Créolisation
10 novembre 2010

Dans ma dernière chronique, j’avais évoqué le mythe d’une intelligence supérieure associée au bilinguisme. Cette semaine, il s’agit de disséquer un problème très concret qui peut assaillir les bilingues. Peut-être une honte cachée de plusieurs d’entre nous… L’objet du mépris des pointilleux, et comme une mauvaise herbe, il semble se répandre.

Oui, je parle du baragouinage, ou si vous préférez, ce «franglais» tant redouté.

Sur le même vigile.net que nous avons cité auparavant, notre cher bloggeur au côté provocateur Bernard Desgagné affirme que, selon des sources fiables, les langues étrangères sont mieux apprises par les adolescents et les adultes. En effet, ils ont la discipline nécessaire pour les apprendre correctement et alors moins l’occasion de faire des mélanges, ayant déjà «correctement» appris leur langue maternelle. À l’inverse, les enfants qui parlent plusieurs langues très tôt auraient tendance à baragouiner…

De par mes expériences, je dois dire que l’argument est convaincant, car moi-même je lutte encore contre mes anglicismes (et même mes gallicismes) et cela malgré ou peut-être à cause de mes études littéraires en français et en anglais. La nature de mon orientation académique rend pénible ces erreurs malheureuses de langage.

Pourquoi cette peur du franglais et du baragouinage? Pour les séparatistes ou tout ceux au fort sentiment d’identité nationale, il s’agit bien sûr d’un symptôme de l’invasion anglophone du territoire de la langue française. En laissant de côté la politique, il s’agit tout simplement pour certains de conserver un certain standard langagier, notamment dans le domaine du travail.

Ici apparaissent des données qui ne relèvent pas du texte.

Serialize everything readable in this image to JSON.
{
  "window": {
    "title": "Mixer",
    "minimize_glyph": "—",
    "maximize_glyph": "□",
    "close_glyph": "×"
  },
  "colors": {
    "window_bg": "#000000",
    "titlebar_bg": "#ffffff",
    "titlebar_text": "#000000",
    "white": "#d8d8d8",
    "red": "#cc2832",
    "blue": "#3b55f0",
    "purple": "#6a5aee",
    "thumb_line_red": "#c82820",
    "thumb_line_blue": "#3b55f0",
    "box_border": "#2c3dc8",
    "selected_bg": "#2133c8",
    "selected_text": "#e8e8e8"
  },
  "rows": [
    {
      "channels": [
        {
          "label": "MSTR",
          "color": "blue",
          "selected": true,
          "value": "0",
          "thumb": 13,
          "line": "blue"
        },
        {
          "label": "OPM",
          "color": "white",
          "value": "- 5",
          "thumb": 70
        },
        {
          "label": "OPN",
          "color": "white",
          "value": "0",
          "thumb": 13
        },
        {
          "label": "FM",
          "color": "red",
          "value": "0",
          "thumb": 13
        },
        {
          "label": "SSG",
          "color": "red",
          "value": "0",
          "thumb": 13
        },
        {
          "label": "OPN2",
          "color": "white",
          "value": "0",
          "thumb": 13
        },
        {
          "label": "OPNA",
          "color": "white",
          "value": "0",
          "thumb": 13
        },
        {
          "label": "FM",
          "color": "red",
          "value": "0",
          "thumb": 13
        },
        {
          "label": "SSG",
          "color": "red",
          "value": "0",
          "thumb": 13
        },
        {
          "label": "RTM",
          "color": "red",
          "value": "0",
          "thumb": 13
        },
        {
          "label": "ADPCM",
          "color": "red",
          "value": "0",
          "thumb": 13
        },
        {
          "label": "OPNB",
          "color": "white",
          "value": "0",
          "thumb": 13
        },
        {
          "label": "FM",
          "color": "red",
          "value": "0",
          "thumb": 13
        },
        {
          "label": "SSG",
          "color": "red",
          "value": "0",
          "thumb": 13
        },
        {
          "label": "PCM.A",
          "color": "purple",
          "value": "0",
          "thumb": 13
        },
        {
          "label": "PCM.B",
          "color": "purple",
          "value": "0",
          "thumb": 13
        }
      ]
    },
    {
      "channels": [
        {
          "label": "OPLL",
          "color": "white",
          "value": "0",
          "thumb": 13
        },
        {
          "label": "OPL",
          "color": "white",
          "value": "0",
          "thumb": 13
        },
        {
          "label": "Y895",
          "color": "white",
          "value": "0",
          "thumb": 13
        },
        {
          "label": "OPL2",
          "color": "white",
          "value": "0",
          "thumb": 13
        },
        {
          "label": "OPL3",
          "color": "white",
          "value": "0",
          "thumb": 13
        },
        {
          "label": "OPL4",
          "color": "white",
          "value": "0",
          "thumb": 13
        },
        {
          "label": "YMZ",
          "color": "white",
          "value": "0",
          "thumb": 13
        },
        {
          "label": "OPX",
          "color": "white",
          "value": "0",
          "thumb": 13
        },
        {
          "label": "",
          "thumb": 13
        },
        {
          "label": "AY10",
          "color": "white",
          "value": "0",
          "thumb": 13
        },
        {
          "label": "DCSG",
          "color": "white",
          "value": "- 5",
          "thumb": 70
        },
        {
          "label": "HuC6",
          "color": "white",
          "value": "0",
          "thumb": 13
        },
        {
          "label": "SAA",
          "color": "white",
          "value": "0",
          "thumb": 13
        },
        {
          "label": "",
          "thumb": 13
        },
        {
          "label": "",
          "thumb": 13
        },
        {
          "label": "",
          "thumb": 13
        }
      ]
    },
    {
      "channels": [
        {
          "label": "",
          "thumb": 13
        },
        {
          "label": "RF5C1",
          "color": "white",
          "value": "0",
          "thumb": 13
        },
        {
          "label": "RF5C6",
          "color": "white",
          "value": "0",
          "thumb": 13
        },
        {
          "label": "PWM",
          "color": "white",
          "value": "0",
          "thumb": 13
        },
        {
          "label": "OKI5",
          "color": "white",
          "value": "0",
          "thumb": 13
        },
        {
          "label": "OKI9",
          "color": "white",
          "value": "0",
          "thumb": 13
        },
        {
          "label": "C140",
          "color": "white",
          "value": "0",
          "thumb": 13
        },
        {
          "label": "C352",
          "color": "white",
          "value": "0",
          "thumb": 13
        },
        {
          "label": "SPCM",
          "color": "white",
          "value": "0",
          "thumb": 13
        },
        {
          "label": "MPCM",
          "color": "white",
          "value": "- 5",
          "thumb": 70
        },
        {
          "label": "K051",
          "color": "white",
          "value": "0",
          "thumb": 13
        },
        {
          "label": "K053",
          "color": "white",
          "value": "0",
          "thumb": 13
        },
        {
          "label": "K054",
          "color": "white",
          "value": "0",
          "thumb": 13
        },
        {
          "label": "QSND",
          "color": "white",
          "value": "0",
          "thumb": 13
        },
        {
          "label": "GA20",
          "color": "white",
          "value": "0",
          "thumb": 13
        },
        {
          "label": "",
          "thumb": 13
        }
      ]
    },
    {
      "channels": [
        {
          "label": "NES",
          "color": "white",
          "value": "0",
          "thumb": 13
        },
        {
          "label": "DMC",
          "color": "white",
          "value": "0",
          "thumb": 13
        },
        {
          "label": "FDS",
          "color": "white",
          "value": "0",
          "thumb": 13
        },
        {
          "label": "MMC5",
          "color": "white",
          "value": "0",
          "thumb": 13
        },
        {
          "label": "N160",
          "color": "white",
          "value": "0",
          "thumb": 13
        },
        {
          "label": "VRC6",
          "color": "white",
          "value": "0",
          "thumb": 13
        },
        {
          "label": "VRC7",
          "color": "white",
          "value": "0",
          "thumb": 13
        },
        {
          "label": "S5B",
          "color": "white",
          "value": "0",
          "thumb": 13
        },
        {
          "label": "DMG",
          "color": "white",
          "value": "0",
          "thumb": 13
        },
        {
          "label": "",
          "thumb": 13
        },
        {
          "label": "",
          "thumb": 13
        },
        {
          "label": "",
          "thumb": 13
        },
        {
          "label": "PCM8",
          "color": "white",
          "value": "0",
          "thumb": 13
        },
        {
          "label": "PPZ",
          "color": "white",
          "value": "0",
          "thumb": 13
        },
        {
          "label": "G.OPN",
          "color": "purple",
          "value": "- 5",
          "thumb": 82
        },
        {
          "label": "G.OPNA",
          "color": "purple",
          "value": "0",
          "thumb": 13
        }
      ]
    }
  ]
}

Libre à vous de speaker le French à la maison, mais surtout ne ramenez pas au bureau le franglais par lequel vous communiquez avec vos proches!

Avec un peu de recul, faut-il tant s’en inquiéter? Ne pourrait-on pas voir ce franglais comme l’évolution naturelle et créatrive inhérente à toute langue, plutôt qu’une dégénération? Après tout, n’oublions pas que les langues créoles se forment de la même manière, à partir de deux (au minimum) langues mères individuelles… Personne ne se récrie dans ces cas-là, car lorsqu’un créole devient assez répandu, de manière à englober une population et un territoire, il est alors une vraie langue de droit. D’une certaine manière, il me semble que le langage des jeunes québécois d’aujourd’hui ressemble de plus en plus à un langage, disons, «créolisé».

Toutefois, les institutions québécoises et leurs mesures importantes de conservation de la langue française tiennent à distance ce futur si terrifiant d’un baragouinage d’ampleur nationale. Alors relax, mes petits bilingues! Reprenez-vous au passage lorsque vous détectez vos fautes d’usage et continuez à regarder vos émissions favorites sur MTV. Pour ma part, je commencerai à m’inquiéter lorsque mes professeurs ne satureront plus mes papers du commentaire «awkward phrasing».